Giovedì il franco svizzero (CHF) crolla rispetto al dollaro statunitense (USD), sotto la pressione della rinnovata forza del biglietto verde. Al momento in cui scriviamo, il tasso USD/CHF viene scambiato intorno a 0,7750, in ripresa dopo aver toccato un minimo intraday vicino a 0,7694.
Gli ultimi dati economici della Svizzera hanno contribuito poco all’apprezzamento del franco. A gennaio le esportazioni sono salite a 22.229 milioni di franchi dai 19.866 milioni di franchi precedenti, mentre le importazioni sono scese da 18.932 milioni di franchi a 18.411 milioni di franchi. Di conseguenza, l’eccedenza commerciale è aumentata da 934 milioni di franchi a 3818 milioni di franchi.
Tuttavia, la produzione industriale è scesa dello 0,7% su base annua nel quarto trimestre, rispetto al precedente aumento del 2%.
Il biglietto verde sta guadagnando terreno dopo che i verbali della riunione della Federal Reserve (Fed) pubblicati mercoledì hanno ribadito una posizione politica cauta, suggerendo che i funzionari non hanno fretta di allentare i tassi nonostante i lenti progressi nella lotta all’inflazione.
Diversi partecipanti hanno suggerito che nella valutazione dei dati in arrivo sarebbe probabilmente opportuno mantenere stabile il tasso di interesse per un certo periodo. I funzionari hanno lasciato la porta aperta a futuri aumenti dei tassi se l’inflazione rimanesse al di sopra del target.
Allo stesso tempo, alcuni membri hanno riconosciuto che i tagli dei tassi potrebbero essere necessari entro la fine dell’anno se le pressioni sui prezzi continueranno ad allentarsi in linea con le previsioni. I verbali affermano inoltre che “la stragrande maggioranza dei partecipanti concorda sul fatto che le condizioni del mercato del lavoro stanno mostrando segnali di stabilizzazione”.

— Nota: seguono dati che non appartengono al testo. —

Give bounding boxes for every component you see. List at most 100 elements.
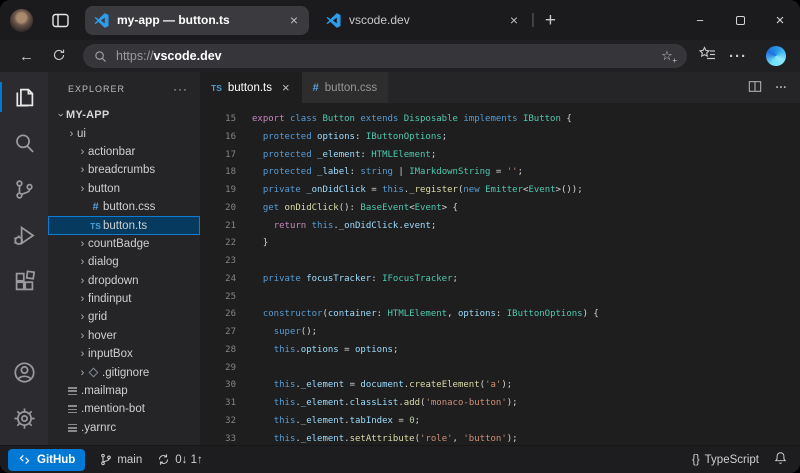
browser-tab-active[interactable]: my-app — button.ts ×	[85, 6, 309, 35]
new-tab-button[interactable]: +	[539, 11, 562, 30]
toolbar-right: ···	[699, 46, 790, 66]
search-icon	[94, 50, 107, 63]
source-control-icon[interactable]	[0, 166, 48, 212]
tree-item-dialog[interactable]: ›dialog	[48, 253, 200, 271]
add-favorite-icon[interactable]: ☆+	[658, 48, 676, 64]
tree-item-breadcrumbs[interactable]: ›breadcrumbs	[48, 161, 200, 179]
explorer-header: EXPLORER ···	[48, 72, 200, 106]
explorer-more-icon[interactable]: ···	[173, 82, 188, 96]
tree-item-button-ts[interactable]: TSbutton.ts	[48, 216, 200, 234]
code-line[interactable]: 20 get onDidClick(): BaseEvent<Event> {	[200, 200, 800, 218]
code-text: private focusTracker: IFocusTracker;	[252, 271, 458, 289]
profile-avatar[interactable]	[10, 9, 33, 32]
favorites-icon[interactable]	[699, 46, 716, 66]
line-number: 23	[200, 253, 236, 271]
tree-item-findinput[interactable]: ›findinput	[48, 290, 200, 308]
code-text: protected options: IButtonOptions;	[252, 129, 447, 147]
code-line[interactable]: 15export class Button extends Disposable…	[200, 111, 800, 129]
explorer-sidebar: EXPLORER ··· ›MY-APP›ui›actionbar›breadc…	[48, 72, 200, 445]
tree-item-mailmap[interactable]: .mailmap	[48, 382, 200, 400]
remote-indicator[interactable]: GitHub	[8, 449, 85, 471]
tree-item-inputbox[interactable]: ›inputBox	[48, 345, 200, 363]
chevron-down-icon: ›	[55, 110, 67, 121]
line-number: 22	[200, 235, 236, 253]
tree-item-button[interactable]: ›button	[48, 180, 200, 198]
url-scheme: https://	[116, 49, 154, 63]
address-bar[interactable]: https://vscode.dev ☆+	[83, 44, 687, 68]
tree-item-my-app[interactable]: ›MY-APP	[48, 106, 200, 124]
code-line[interactable]: 18 protected _label: string | IMarkdownS…	[200, 164, 800, 182]
status-bar: GitHub main 0↓ 1↑ {} TypeScript	[0, 445, 800, 473]
code-line[interactable]: 17 protected _element: HTMLElement;	[200, 147, 800, 165]
code-editor[interactable]: 15export class Button extends Disposable…	[200, 103, 800, 445]
tree-item-mention-bot[interactable]: .mention-bot	[48, 400, 200, 418]
copilot-icon[interactable]	[766, 46, 786, 66]
code-line[interactable]: 22 }	[200, 235, 800, 253]
code-line[interactable]: 30 this._element = document.createElemen…	[200, 377, 800, 395]
tab-close-icon[interactable]: ×	[508, 13, 520, 27]
explorer-icon[interactable]	[0, 74, 48, 120]
close-window-button[interactable]: ×	[760, 0, 800, 40]
maximize-button[interactable]	[720, 0, 760, 40]
chevron-right-icon: ›	[77, 146, 88, 158]
notifications-bell-icon[interactable]	[774, 451, 787, 468]
back-button[interactable]: ←	[10, 49, 43, 64]
tree-item-grid[interactable]: ›grid	[48, 308, 200, 326]
language-indicator[interactable]: {} TypeScript	[692, 454, 759, 466]
reload-button[interactable]	[43, 48, 75, 65]
code-text: protected _label: string | IMarkdownStri…	[252, 164, 523, 182]
editor-tab-button-css[interactable]: # button.css	[301, 72, 389, 103]
browser-menu-icon[interactable]: ···	[720, 49, 756, 64]
code-line[interactable]: 33 this._element.setAttribute('role', 'b…	[200, 431, 800, 446]
tree-item-actionbar[interactable]: ›actionbar	[48, 143, 200, 161]
code-text: this._element.tabIndex = 0;	[252, 413, 420, 431]
tree-item-hover[interactable]: ›hover	[48, 327, 200, 345]
chevron-right-icon: ›	[77, 330, 88, 342]
sync-indicator[interactable]: 0↓ 1↑	[157, 453, 203, 466]
line-number: 31	[200, 395, 236, 413]
tree-item-dropdown[interactable]: ›dropdown	[48, 272, 200, 290]
tab-title: my-app — button.ts	[117, 13, 230, 27]
tab-actions-icon[interactable]	[48, 8, 72, 32]
minimize-button[interactable]: −	[680, 0, 720, 40]
tree-item-label: grid	[88, 311, 107, 323]
tab-close-icon[interactable]: ×	[288, 13, 300, 27]
vscode-logo-icon	[326, 13, 341, 28]
code-line[interactable]: 29	[200, 360, 800, 378]
editor-tab-button-ts[interactable]: TS button.ts ×	[200, 72, 301, 103]
code-line[interactable]: 21 return this._onDidClick.event;	[200, 218, 800, 236]
tree-item-countbadge[interactable]: ›countBadge	[48, 235, 200, 253]
account-icon[interactable]	[0, 349, 48, 395]
extensions-icon[interactable]	[0, 258, 48, 304]
code-line[interactable]: 25	[200, 289, 800, 307]
code-line[interactable]: 28 this.options = options;	[200, 342, 800, 360]
chevron-right-icon: ›	[66, 128, 77, 140]
tree-item-yarnrc[interactable]: .yarnrc	[48, 419, 200, 437]
tree-item-ui[interactable]: ›ui	[48, 124, 200, 142]
line-number: 32	[200, 413, 236, 431]
config-file-icon	[68, 404, 77, 416]
code-line[interactable]: 24 private focusTracker: IFocusTracker;	[200, 271, 800, 289]
run-debug-icon[interactable]	[0, 212, 48, 258]
url-host: vscode.dev	[154, 49, 222, 63]
code-line[interactable]: 23	[200, 253, 800, 271]
code-line[interactable]: 27 super();	[200, 324, 800, 342]
code-line[interactable]: 32 this._element.tabIndex = 0;	[200, 413, 800, 431]
editor-more-icon[interactable]: ···	[776, 82, 788, 94]
code-line[interactable]: 26 constructor(container: HTMLElement, o…	[200, 306, 800, 324]
split-editor-icon[interactable]	[748, 80, 762, 96]
browser-tab-inactive[interactable]: vscode.dev ×	[317, 6, 529, 35]
settings-gear-icon[interactable]	[0, 395, 48, 441]
branch-indicator[interactable]: main	[100, 453, 142, 466]
chevron-right-icon: ›	[77, 367, 88, 379]
chevron-right-icon: ›	[77, 256, 88, 268]
code-line[interactable]: 31 this._element.classList.add('monaco-b…	[200, 395, 800, 413]
tree-item-button-css[interactable]: #button.css	[48, 198, 200, 216]
search-icon[interactable]	[0, 120, 48, 166]
tree-item-label: button.css	[103, 201, 155, 213]
chevron-right-icon: ›	[77, 164, 88, 176]
tree-item-gitignore[interactable]: ›.gitignore	[48, 363, 200, 381]
code-line[interactable]: 16 protected options: IButtonOptions;	[200, 129, 800, 147]
close-tab-icon[interactable]: ×	[282, 80, 290, 95]
code-line[interactable]: 19 private _onDidClick = this._register(…	[200, 182, 800, 200]
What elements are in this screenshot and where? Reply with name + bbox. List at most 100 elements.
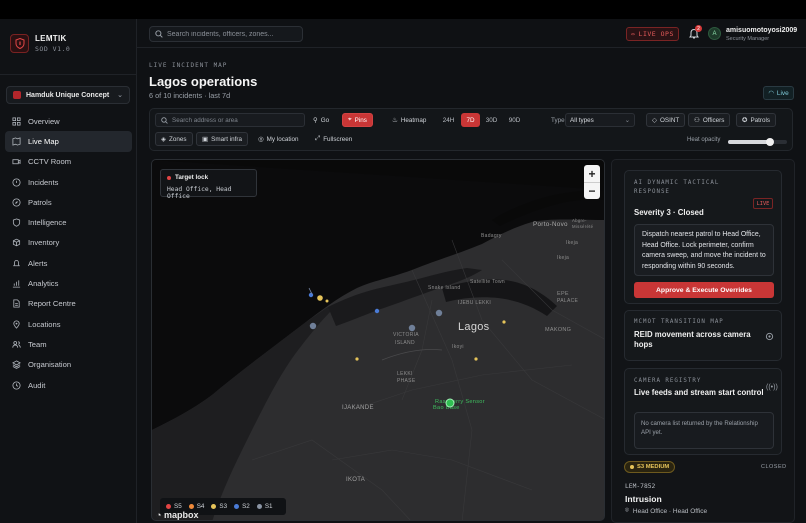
zones-label: Zones — [169, 135, 187, 143]
sidebar-item-inventory[interactable]: Inventory — [5, 233, 132, 253]
sidebar-item-report-centre[interactable]: Report Centre — [5, 294, 132, 314]
sidebar-item-cctv-room[interactable]: CCTV Room — [5, 152, 132, 172]
patrols-toggle[interactable]: ✪ Patrols — [736, 113, 777, 127]
layers-icon: ◈ — [161, 136, 166, 143]
brand[interactable]: LEMTIK SOD V1.0 — [0, 19, 136, 57]
sidebar-item-audit[interactable]: Audit — [5, 375, 132, 395]
zoom-out-button[interactable]: − — [584, 182, 600, 199]
notification-badge: 2 — [695, 25, 702, 32]
type-value: All types — [570, 116, 594, 124]
sidebar-item-team[interactable]: Team — [5, 334, 132, 354]
top-bar: ⇔LIVE OPS 2 A amisuomotoyosi2009 Securit… — [137, 19, 806, 48]
target-lock-title: Target lock — [175, 174, 209, 181]
org-switcher[interactable]: Hamduk Unique Concept ⌄ — [6, 86, 130, 104]
org-name: Hamduk Unique Concept — [26, 91, 110, 99]
smart-infra-toggle[interactable]: ▣ Smart infra — [196, 132, 248, 146]
chart-icon — [11, 279, 21, 289]
address-search-input[interactable] — [172, 116, 292, 124]
slider-thumb[interactable] — [766, 138, 775, 146]
osint-toggle[interactable]: ◇ OSINT — [646, 113, 686, 127]
marker-blue[interactable] — [374, 308, 380, 314]
legend-dot-icon — [188, 504, 194, 509]
sidebar-item-label: Locations — [28, 319, 61, 329]
brand-version: SOD V1.0 — [35, 45, 71, 53]
address-search[interactable] — [155, 113, 305, 127]
sidebar-item-organisation[interactable]: Organisation — [5, 355, 132, 375]
pins-toggle[interactable]: ⌖ Pins — [342, 113, 373, 127]
legend-item-s4[interactable]: S4 — [188, 503, 205, 510]
legend-dot-icon — [234, 504, 240, 509]
marker-grey[interactable] — [435, 309, 443, 317]
marker-gold[interactable] — [355, 357, 359, 361]
legend-label: S4 — [196, 503, 205, 510]
sidebar-item-analytics[interactable]: Analytics — [5, 273, 132, 293]
network-icon[interactable] — [765, 332, 774, 341]
mapbox-icon: ◔ — [156, 510, 162, 520]
screen-top-strip — [0, 0, 806, 19]
my-location-button[interactable]: ◎ My location — [253, 132, 304, 146]
sidebar-item-label: Live Map — [28, 136, 59, 146]
sidebar-item-overview[interactable]: Overview — [5, 111, 132, 131]
zones-toggle[interactable]: ◈ Zones — [155, 132, 193, 146]
incident-id: LEM-7852 — [625, 483, 656, 490]
person-icon: ⚲ — [313, 117, 318, 124]
marker-gold[interactable] — [317, 295, 323, 301]
type-select[interactable]: All types ⌄ — [565, 113, 635, 127]
sidebar-item-patrols[interactable]: Patrols — [5, 192, 132, 212]
sidebar-item-label: Report Centre — [28, 299, 76, 309]
marker-gold[interactable] — [502, 320, 506, 324]
legend-item-s3[interactable]: S3 — [211, 503, 227, 510]
heatmap-label: Heatmap — [400, 116, 427, 124]
diamond-icon: ◇ — [652, 117, 657, 124]
marker-grey[interactable] — [309, 322, 317, 330]
signal-icon[interactable]: ((•)) — [766, 384, 778, 391]
pin-icon: ⌾ — [625, 507, 629, 514]
officers-toggle[interactable]: ⚇ Officers — [688, 113, 731, 127]
heatmap-toggle[interactable]: ♨ Heatmap — [387, 113, 431, 127]
incident-title[interactable]: Intrusion — [625, 494, 662, 504]
legend-item-s5[interactable]: S5 — [166, 503, 182, 510]
range-30d[interactable]: 30D — [482, 113, 501, 127]
live-toggle-label: Live — [776, 89, 789, 97]
global-search[interactable] — [149, 26, 303, 42]
fullscreen-button[interactable]: ⤢ Fullscreen — [310, 132, 357, 146]
sidebar-item-intelligence[interactable]: Intelligence — [5, 212, 132, 232]
marker-gold[interactable] — [474, 357, 478, 361]
sidebar-item-live-map[interactable]: Live Map — [5, 131, 132, 152]
marker-gold[interactable] — [325, 299, 329, 303]
sensor-marker[interactable] — [445, 398, 455, 408]
approve-execute-button[interactable]: Approve & Execute Overrides — [634, 282, 774, 298]
sidebar-item-alerts[interactable]: Alerts — [5, 253, 132, 273]
live-tag: LIVE — [753, 198, 773, 209]
map-icon — [11, 136, 21, 146]
live-ops-button[interactable]: ⇔ LIVE OPS — [626, 27, 679, 41]
bell-icon — [11, 258, 21, 268]
sidebar-item-incidents[interactable]: Incidents — [5, 172, 132, 192]
legend-item-s1[interactable]: S1 — [256, 503, 273, 510]
map-canvas[interactable]: Porto-Novo Abgre- Missérété Badagry Ikej… — [151, 159, 605, 521]
smart-infra-label: Smart infra — [211, 135, 242, 143]
incident-status: CLOSED — [761, 464, 787, 470]
sidebar-item-locations[interactable]: Locations — [5, 314, 132, 334]
legend-item-s2[interactable]: S2 — [234, 503, 250, 510]
live-toggle-button[interactable]: ◠ Live — [763, 86, 794, 100]
search-icon — [161, 116, 168, 124]
go-button[interactable]: ⚲ Go — [308, 113, 334, 127]
marker-blue[interactable] — [308, 292, 314, 298]
camera-registry-title: Live feeds and stream start control — [634, 388, 764, 397]
avatar[interactable]: A — [708, 27, 721, 40]
heat-opacity-slider[interactable] — [728, 138, 787, 146]
marker-grey[interactable] — [408, 324, 416, 332]
range-24h[interactable]: 24H — [439, 113, 458, 127]
global-search-input[interactable] — [167, 30, 297, 38]
mapbox-logo[interactable]: ◔ mapbox — [156, 510, 198, 520]
zoom-in-button[interactable]: + — [584, 165, 600, 182]
user-name[interactable]: amisuomotoyosi2009 — [726, 27, 797, 34]
mcmot-title: REID movement across camera hops — [634, 330, 751, 349]
my-location-label: My location — [266, 135, 299, 143]
range-7d[interactable]: 7D — [461, 113, 480, 127]
chevron-down-icon: ⌄ — [624, 116, 630, 124]
camera-registry-card: CAMERA REGISTRY Live feeds and stream st… — [624, 368, 782, 455]
range-90d[interactable]: 90D — [505, 113, 524, 127]
wifi-icon: ◠ — [768, 90, 774, 97]
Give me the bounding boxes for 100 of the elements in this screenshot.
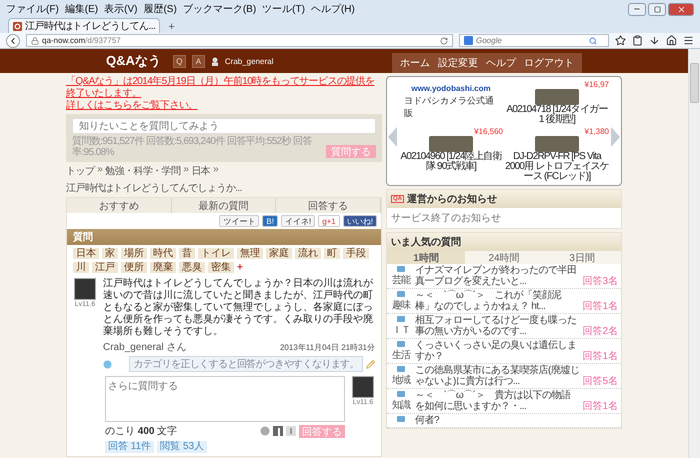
tag-link[interactable]: 悪臭	[179, 262, 205, 273]
minimize-button[interactable]	[628, 2, 646, 16]
user-name[interactable]: Crab_general	[224, 56, 274, 66]
menu-item[interactable]: ヘルプ(H)	[310, 2, 355, 16]
question-link[interactable]: ～＜ `⌒ω⌒´＞ 貴方は以下の物語を如何に思いますか？・...	[415, 390, 580, 412]
star-icon[interactable]	[615, 35, 626, 46]
answer-count: 回答1名	[582, 401, 618, 412]
tag-link[interactable]: 家	[102, 248, 118, 259]
share-button[interactable]: g+1	[318, 215, 340, 227]
menu-icon[interactable]	[683, 35, 694, 46]
reload-icon[interactable]	[440, 36, 448, 44]
question-link[interactable]: この徳島県某市にある某喫茶店(廃墟じゃないよ)に貴方は行つ...	[415, 365, 580, 387]
product-caption[interactable]: A02104960 [1/24陸上自衛隊 90式戦車]	[399, 152, 503, 172]
clipboard-icon[interactable]	[632, 35, 643, 46]
home-icon[interactable]	[666, 35, 677, 46]
url-text: qa-now.com/d/937757	[42, 36, 121, 45]
search-icon[interactable]	[589, 36, 597, 44]
scrollbar[interactable]	[688, 49, 700, 458]
share-button[interactable]: ツイート	[219, 215, 260, 227]
menu-item[interactable]: 表示(V)	[104, 2, 138, 16]
question-link[interactable]: 相互フォローしてるけど一度も喋った事の無い方がいるのです...	[415, 315, 580, 337]
tag-link[interactable]: 町	[324, 248, 340, 259]
question-link[interactable]: ～＜ `⌒ω⌒´＞ これが「笑顔泥棒」なのでしょうかねぇ？ ht...	[415, 290, 580, 312]
breadcrumb-link[interactable]: 勉強・科学・学問	[105, 164, 180, 178]
nav-link[interactable]: ログアウト	[524, 56, 574, 70]
reply-field[interactable]: さらに質問する	[105, 376, 345, 422]
menu-item[interactable]: 編集(E)	[64, 2, 98, 16]
share-button[interactable]: イイネ!	[280, 215, 316, 227]
site-stats: 質問数:951,527件 回答数:5,693,240件 回答平均:552秒 回答率:95.08%	[72, 136, 313, 158]
back-button[interactable]	[6, 34, 20, 48]
ad-tagline: ヨドバシカメラ公式通販	[404, 95, 496, 120]
tag-link[interactable]: 密集	[208, 262, 234, 273]
tab-title: 江戸時代はトイレどうしてん...	[25, 20, 156, 33]
favicon-icon	[13, 22, 22, 30]
tag-link[interactable]: 江戸	[92, 262, 118, 273]
breadcrumb-link[interactable]: 江戸時代はトイレどうしてんでしょうか...	[66, 181, 242, 195]
product-price: ¥16,97	[584, 80, 609, 89]
menu-item[interactable]: 履歴(S)	[143, 2, 177, 16]
avatar-placeholder	[352, 376, 374, 398]
tag-link[interactable]: 手段	[343, 248, 369, 259]
product-caption[interactable]: A02104718 [1/24タイガー1 後期型]	[505, 105, 609, 125]
count-label: 閲覧 53人	[157, 441, 208, 453]
content-tab[interactable]: 回答する	[276, 198, 382, 213]
avatar-placeholder	[74, 278, 96, 300]
share-button[interactable]: B!	[262, 215, 278, 227]
menu-item[interactable]: ツール(T)	[262, 2, 305, 16]
notice-link[interactable]: 詳しくはこちらをご覧下さい。	[66, 100, 382, 112]
content-tab[interactable]: おすすめ	[67, 198, 172, 213]
product-caption[interactable]: DJ-D2RPV-FR [PS Vita 2000用 レトロフェイスケース (FCレッド)]	[505, 152, 609, 182]
browser-tab[interactable]: 江戸時代はトイレどうしてん...	[8, 18, 160, 33]
breadcrumb-link[interactable]: トップ	[66, 164, 94, 178]
tag-link[interactable]: 流れ	[295, 248, 321, 259]
announcement-link[interactable]: サービス終了のお知らせ	[387, 208, 621, 228]
question-link[interactable]: 何者?	[415, 415, 618, 426]
share-button[interactable]: いいね!	[342, 215, 377, 227]
question-text: 江戸時代はトイレどうしてんでしょうか？日本の川は流れが速いので昔は川に流していたと聞きましたが、江戸時代の町ともなると家が密集していて無理でしょうし、各家庭にぼっとん便所を作っても悪臭が凄そうです。くみ取りの手段や廃棄場所も難しそうですし。	[103, 278, 374, 338]
tag-link[interactable]: 廃棄	[150, 262, 176, 273]
tag-link[interactable]: 便所	[121, 262, 147, 273]
site-logo[interactable]: Q&Aなう	[106, 52, 161, 70]
nav-link[interactable]: 設定変更	[438, 56, 478, 70]
photo-placeholder	[535, 136, 579, 152]
question-input[interactable]: 知りたいことを質問してみよう	[72, 118, 376, 134]
remaining-count: のこり 400 文字	[105, 424, 178, 438]
period-tab[interactable]: 3日間	[543, 251, 621, 264]
search-input[interactable]: Google	[476, 36, 586, 45]
category-label: ＩＴ	[392, 324, 410, 337]
breadcrumb-link[interactable]: 日本	[191, 164, 210, 178]
new-tab-button[interactable]: +	[164, 21, 179, 33]
tag-link[interactable]: 家庭	[266, 248, 292, 259]
tag-link[interactable]: 川	[73, 262, 89, 273]
ad-logo[interactable]: www.yodobashi.com	[411, 84, 491, 93]
tag-link[interactable]: 日本	[73, 248, 99, 259]
question-link[interactable]: くっさいくっさい足の臭いは遺伝しますか？	[415, 340, 580, 362]
menu-item[interactable]: ブックマーク(B)	[182, 2, 256, 16]
maximize-button[interactable]	[648, 2, 666, 16]
content-tab[interactable]: 最新の質問	[172, 198, 276, 213]
header-button[interactable]: Q	[172, 54, 186, 68]
menu-item[interactable]: ファイル(F)	[6, 2, 59, 16]
search-field[interactable]: Google	[459, 34, 609, 47]
download-icon[interactable]	[649, 35, 660, 46]
question-link[interactable]: イナズマイレブンが終わったので半田真一ブログを変えたいと...	[415, 265, 580, 287]
nav-link[interactable]: ホーム	[400, 56, 430, 70]
address-bar[interactable]: qa-now.com/d/937757	[26, 34, 453, 47]
close-button[interactable]	[668, 2, 694, 16]
tag-link[interactable]: 無理	[237, 248, 263, 259]
notice-link[interactable]: 「Q&Aなう」は2014年5月19日（月）午前10時をもってサービスの提供を終了いたします。	[66, 76, 382, 100]
tag-link[interactable]: 時代	[150, 248, 176, 259]
count-label: 回答 11件	[105, 441, 154, 453]
add-tag-link[interactable]: +	[237, 262, 243, 273]
author-name[interactable]: Crab_general さん	[103, 340, 186, 354]
period-tab[interactable]: 24時間	[465, 251, 543, 264]
category-icon	[396, 290, 406, 298]
tag-link[interactable]: 昔	[179, 248, 195, 259]
period-tab[interactable]: 1時間	[387, 251, 465, 264]
header-button[interactable]: A	[192, 54, 205, 68]
tag-link[interactable]: 場所	[121, 248, 147, 259]
tag-link[interactable]: トイレ	[198, 248, 234, 259]
user-avatar-icon	[210, 56, 219, 66]
search-engine-icon	[464, 36, 473, 45]
nav-link[interactable]: ヘルプ	[486, 56, 516, 70]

I recenti dati economici statunitensi continuano a sostenere la tesi che la Fed rimanga invariata, anche se i mercati stanno ancora scontando circa due tagli dei tassi nella seconda metà dell’anno.
Le continue aspettative di tassi di interesse più bassi entro la fine dell’anno potrebbero agire come un ostacolo per il dollaro USA e limitare il suo potenziale di rialzo. L’indice del dollaro statunitense (DXY), che traccia il valore del biglietto verde rispetto a un paniere di sei principali valute, è scambiato intorno a 97,82, il livello più alto dal 6 febbraio.
Guardando al futuro, le condizioni economiche statunitensi rimangono relativamente deboli giovedì, con le richieste iniziali settimanali di disoccupazione e il sondaggio sulla produzione della Fed di Filadelfia all’orizzonte.
Tuttavia, è probabile che l’attenzione degli investitori si sposterà sui comunicati chiave di venerdì, tra cui l’indice dei prezzi della spesa per consumi personali (PCE) e la misura preliminare del prodotto interno lordo (PIL) degli Stati Uniti per il quarto trimestre.